Most New Year’s resolution advice assumes you have quiet to reflect, sufficient attention to make good (enough) choices, and enough solid ground to stand on while doing all that.

I am not on solid ground. I’m dog paddling through whatever swamp-adjacent mucky fuckery all this is. As such, I’m not doing anything other than scanning my surroundings and wondering how long we all can keep this up before stress-testing floating debris to see if we can comfortably nap on it.

Many of us are operating with severely depleted attention, and we’re absolutely fried due to what feels like oversubscription to the world. When attention thins, decision-making degrades.

Last year, I said I wanted to pay attention to where my attention was going – real genius stuff until I tried and immediately forgot what I was doing. Attention is what allows you to evaluate options well, and without it, every choice feels loud and wrong. I hate loud. I hate wrong. I especially hate loud and wrong.

This unsettled, flayed feeling is apparently the emotional launchpad for Grand Goals Setting.

But, I DID set goals.

Last year.

Just for posterity, here they are:

  • Let my inner weirdo become my outer weirdo.
  • Find more wonderlands: big cushions, warm chairs, fireplaces, and someone patting the seat next to them like, “Come. Sit. Stay a while.”
  • Work the phrase “everything went tits up” into more conversations.
  • Be like my dog: long walks, bursts of speed toward nothing, naps in the sun, and flappies (scientific term) to clear my head.
  • Read more. Write more. Read better. Write better.
  • I used to tell stories here. Real ones. Small ones. Messy, absurd ones. Somewhere along the way, I got stuck in broad magician-off-the-Strip tellings. No more. Back to real ones, with all the tits-up moments.
  • Schedule my damn flu shot.
  • Play.

I am not going to tell you which of these I accomplished.

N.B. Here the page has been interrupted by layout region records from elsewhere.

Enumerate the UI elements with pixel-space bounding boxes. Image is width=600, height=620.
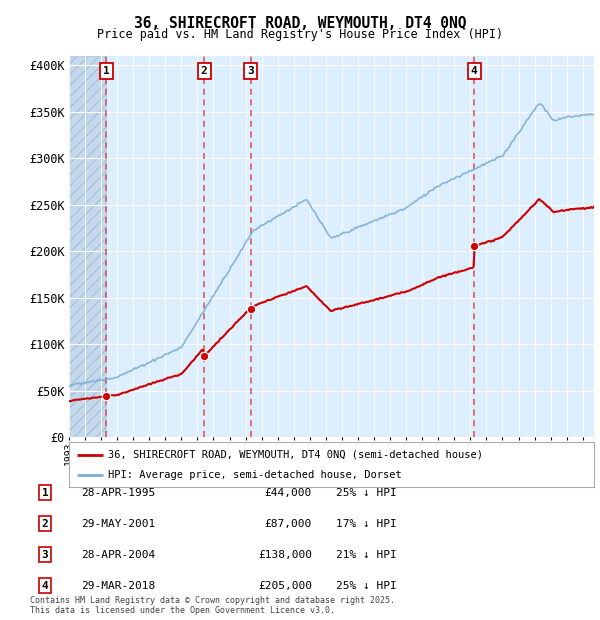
Text: HPI: Average price, semi-detached house, Dorset: HPI: Average price, semi-detached house,… (109, 470, 402, 480)
Text: £138,000: £138,000 (258, 550, 312, 560)
Text: 1: 1 (103, 66, 110, 76)
Text: 1: 1 (41, 488, 49, 498)
Text: £205,000: £205,000 (258, 581, 312, 591)
Text: 3: 3 (41, 550, 49, 560)
Text: 29-MAR-2018: 29-MAR-2018 (81, 581, 155, 591)
Text: 25% ↓ HPI: 25% ↓ HPI (336, 488, 397, 498)
Text: 2: 2 (41, 519, 49, 529)
Text: £87,000: £87,000 (265, 519, 312, 529)
Text: 4: 4 (471, 66, 478, 76)
Text: 28-APR-1995: 28-APR-1995 (81, 488, 155, 498)
Text: 3: 3 (247, 66, 254, 76)
Text: 4: 4 (41, 581, 49, 591)
Text: Contains HM Land Registry data © Crown copyright and database right 2025.
This d: Contains HM Land Registry data © Crown c… (30, 596, 395, 615)
Bar (69, 56, 106, 437)
Text: 29-MAY-2001: 29-MAY-2001 (81, 519, 155, 529)
Text: 2: 2 (200, 66, 208, 76)
Text: £44,000: £44,000 (265, 488, 312, 498)
Text: 36, SHIRECROFT ROAD, WEYMOUTH, DT4 0NQ (semi-detached house): 36, SHIRECROFT ROAD, WEYMOUTH, DT4 0NQ (… (109, 450, 484, 459)
Text: 25% ↓ HPI: 25% ↓ HPI (336, 581, 397, 591)
Text: 17% ↓ HPI: 17% ↓ HPI (336, 519, 397, 529)
Text: 21% ↓ HPI: 21% ↓ HPI (336, 550, 397, 560)
Text: 28-APR-2004: 28-APR-2004 (81, 550, 155, 560)
Text: 36, SHIRECROFT ROAD, WEYMOUTH, DT4 0NQ: 36, SHIRECROFT ROAD, WEYMOUTH, DT4 0NQ (134, 16, 466, 30)
Text: Price paid vs. HM Land Registry's House Price Index (HPI): Price paid vs. HM Land Registry's House … (97, 28, 503, 41)
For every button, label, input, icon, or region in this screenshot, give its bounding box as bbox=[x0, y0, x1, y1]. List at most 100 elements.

Ok, yes, I will. I got my flu shot.

So for the sake of rest and attention, I will recycle that list.

This space, whatever it is, remains open for oddness and wonderlands. And for madly gripping joy, especially because it may be a floating debris pile to nap on to take a break from all the mad dog paddling.

And if things go tits up as we tumble into our grocery cart corrals in the Trader Joe’s parking lot – well, maybe we can figure out how to use them as flotation devices.